Lorsque j'ai choisi la biologie, mon père m'a demandé si j'étais sûre de mon choix, car il craignait que je ne trouve pas de travail plus tard. Plus tard, pendant mon master, j'ai entendu : « Tu comptes juste étudier ? Ne pas travailler ? » Malgré tout, j'ai insisté. J'ai quitté Recife pour Campinas seule, grâce à une bourse, et j'ai persévéré. J'ai eu la chance de décrocher un poste peu après mon doctorat, mais je sais que ce n'est pas le cas pour beaucoup. La vie universitaire peut être instable, avec des années de postdoctorat et de sacrifices personnels à la clé.
Mon conseil est donc le suivant : soyez sûr de ce que vous voulez. Si vous tenez vraiment à cette voie, investissez-vous tôt. Mettez à profit vos années de master et de doctorat, étoffez votre CV, planifiez à l’avance et préparez-vous. Mais soyez aussi honnête avec vous-même. C’est un parcours exigeant, et il est tout à fait normal de faire un autre choix.

Qu’est-ce que les gens se trompent généralement à propos des plantes ?
On sous-estime souvent les plantes, à différents degrés. Certains les perçoivent encore comme de simples pierres, comme si elles étaient inanimées. D'autres savent qu'elles sont vivantes, mais ignorent leur complexité. Les plantes sont des organismes sessiles et, de ce fait, elles ont développé des mécanismes incroyablement sophistiqués pour fonctionner et interagir avec leur environnement.
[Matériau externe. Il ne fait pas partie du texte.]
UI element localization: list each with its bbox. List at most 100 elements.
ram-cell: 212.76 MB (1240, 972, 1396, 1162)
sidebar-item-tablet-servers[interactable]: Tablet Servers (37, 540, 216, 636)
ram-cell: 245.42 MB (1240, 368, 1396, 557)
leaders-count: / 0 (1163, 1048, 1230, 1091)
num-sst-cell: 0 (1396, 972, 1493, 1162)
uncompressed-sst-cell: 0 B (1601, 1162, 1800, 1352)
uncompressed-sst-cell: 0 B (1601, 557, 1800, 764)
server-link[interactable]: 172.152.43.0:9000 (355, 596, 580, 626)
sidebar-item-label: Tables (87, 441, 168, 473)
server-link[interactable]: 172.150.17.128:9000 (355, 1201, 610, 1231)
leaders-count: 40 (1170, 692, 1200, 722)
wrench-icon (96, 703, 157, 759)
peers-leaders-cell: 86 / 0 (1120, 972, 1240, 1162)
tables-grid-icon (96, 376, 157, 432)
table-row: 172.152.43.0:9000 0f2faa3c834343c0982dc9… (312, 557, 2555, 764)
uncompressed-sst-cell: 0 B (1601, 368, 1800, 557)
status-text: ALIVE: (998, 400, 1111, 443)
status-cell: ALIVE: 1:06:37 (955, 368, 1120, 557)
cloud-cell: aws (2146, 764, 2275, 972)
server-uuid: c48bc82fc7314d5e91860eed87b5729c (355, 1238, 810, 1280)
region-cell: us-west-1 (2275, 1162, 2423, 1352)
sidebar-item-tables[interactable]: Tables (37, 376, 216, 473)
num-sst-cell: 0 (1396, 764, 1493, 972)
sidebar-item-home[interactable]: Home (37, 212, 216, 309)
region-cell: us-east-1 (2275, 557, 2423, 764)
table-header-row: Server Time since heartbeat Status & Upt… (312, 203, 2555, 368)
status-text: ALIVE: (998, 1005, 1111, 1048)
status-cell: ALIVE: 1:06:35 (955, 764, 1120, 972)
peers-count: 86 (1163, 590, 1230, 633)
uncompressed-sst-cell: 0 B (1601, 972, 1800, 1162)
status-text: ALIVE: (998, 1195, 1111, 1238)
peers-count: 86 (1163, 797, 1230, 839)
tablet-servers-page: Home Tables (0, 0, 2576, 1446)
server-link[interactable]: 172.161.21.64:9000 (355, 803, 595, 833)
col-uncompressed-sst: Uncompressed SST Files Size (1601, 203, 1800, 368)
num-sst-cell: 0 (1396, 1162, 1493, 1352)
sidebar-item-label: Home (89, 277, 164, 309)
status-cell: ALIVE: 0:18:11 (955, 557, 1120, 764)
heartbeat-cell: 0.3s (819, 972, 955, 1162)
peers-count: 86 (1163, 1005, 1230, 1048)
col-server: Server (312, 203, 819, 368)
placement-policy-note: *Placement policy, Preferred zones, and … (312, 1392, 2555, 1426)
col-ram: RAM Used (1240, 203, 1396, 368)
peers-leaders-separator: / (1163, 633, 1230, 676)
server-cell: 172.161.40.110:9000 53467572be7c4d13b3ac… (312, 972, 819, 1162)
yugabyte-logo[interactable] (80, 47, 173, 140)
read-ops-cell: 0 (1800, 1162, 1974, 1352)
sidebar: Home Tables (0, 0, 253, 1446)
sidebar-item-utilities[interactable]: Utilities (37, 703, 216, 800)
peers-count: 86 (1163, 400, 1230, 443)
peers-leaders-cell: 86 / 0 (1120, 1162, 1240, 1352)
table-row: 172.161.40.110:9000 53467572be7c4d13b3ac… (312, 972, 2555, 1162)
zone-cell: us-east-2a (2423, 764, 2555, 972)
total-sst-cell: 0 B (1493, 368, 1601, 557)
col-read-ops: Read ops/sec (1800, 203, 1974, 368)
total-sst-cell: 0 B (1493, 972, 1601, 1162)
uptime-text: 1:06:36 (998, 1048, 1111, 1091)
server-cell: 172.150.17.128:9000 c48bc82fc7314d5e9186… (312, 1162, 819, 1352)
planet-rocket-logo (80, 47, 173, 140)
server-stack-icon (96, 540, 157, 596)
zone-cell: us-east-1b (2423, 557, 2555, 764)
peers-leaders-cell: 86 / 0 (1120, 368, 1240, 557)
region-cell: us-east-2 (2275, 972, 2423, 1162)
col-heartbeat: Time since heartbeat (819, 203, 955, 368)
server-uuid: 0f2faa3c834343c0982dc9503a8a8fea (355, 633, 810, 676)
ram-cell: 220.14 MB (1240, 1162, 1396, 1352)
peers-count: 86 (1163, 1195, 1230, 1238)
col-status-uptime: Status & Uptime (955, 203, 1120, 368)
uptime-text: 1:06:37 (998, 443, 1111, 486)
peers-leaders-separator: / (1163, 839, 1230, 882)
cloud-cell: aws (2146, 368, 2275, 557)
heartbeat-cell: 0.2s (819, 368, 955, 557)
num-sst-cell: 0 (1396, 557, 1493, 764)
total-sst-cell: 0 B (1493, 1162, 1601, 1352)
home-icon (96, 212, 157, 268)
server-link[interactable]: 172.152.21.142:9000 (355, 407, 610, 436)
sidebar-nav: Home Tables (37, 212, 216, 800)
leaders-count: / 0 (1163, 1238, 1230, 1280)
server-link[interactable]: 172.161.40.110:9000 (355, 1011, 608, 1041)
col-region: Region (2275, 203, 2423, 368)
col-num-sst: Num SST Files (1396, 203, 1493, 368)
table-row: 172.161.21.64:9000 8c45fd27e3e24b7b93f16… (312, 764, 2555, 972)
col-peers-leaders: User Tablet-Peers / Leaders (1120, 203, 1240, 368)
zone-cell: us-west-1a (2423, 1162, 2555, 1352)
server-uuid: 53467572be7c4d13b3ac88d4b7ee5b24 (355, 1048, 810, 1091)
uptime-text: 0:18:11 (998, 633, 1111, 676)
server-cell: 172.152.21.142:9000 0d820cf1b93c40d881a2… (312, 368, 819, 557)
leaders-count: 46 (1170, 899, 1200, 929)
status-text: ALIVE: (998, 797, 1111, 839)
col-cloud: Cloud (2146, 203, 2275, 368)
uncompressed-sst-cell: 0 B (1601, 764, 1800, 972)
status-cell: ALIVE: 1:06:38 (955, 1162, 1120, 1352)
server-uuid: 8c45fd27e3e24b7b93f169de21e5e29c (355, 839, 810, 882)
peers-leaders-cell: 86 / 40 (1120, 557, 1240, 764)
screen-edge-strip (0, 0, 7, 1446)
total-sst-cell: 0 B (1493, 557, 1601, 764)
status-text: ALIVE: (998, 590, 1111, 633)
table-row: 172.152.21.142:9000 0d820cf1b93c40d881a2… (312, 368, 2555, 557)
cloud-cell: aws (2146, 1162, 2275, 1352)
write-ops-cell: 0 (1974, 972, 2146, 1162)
Tout un réseau de communication biochimique et moléculaire se met en place entre les plantes elles-mêmes, les herbivores, les symbiotes et de nombreux autres organismes qui les entourent. Ce n'est pas parce qu'elles ne bougent pas ou ne parlent pas comme nous qu'elles sont passives. En réalité, elles perçoivent, réagissent et interagissent constamment d'une manière que nous commençons à peine à comprendre.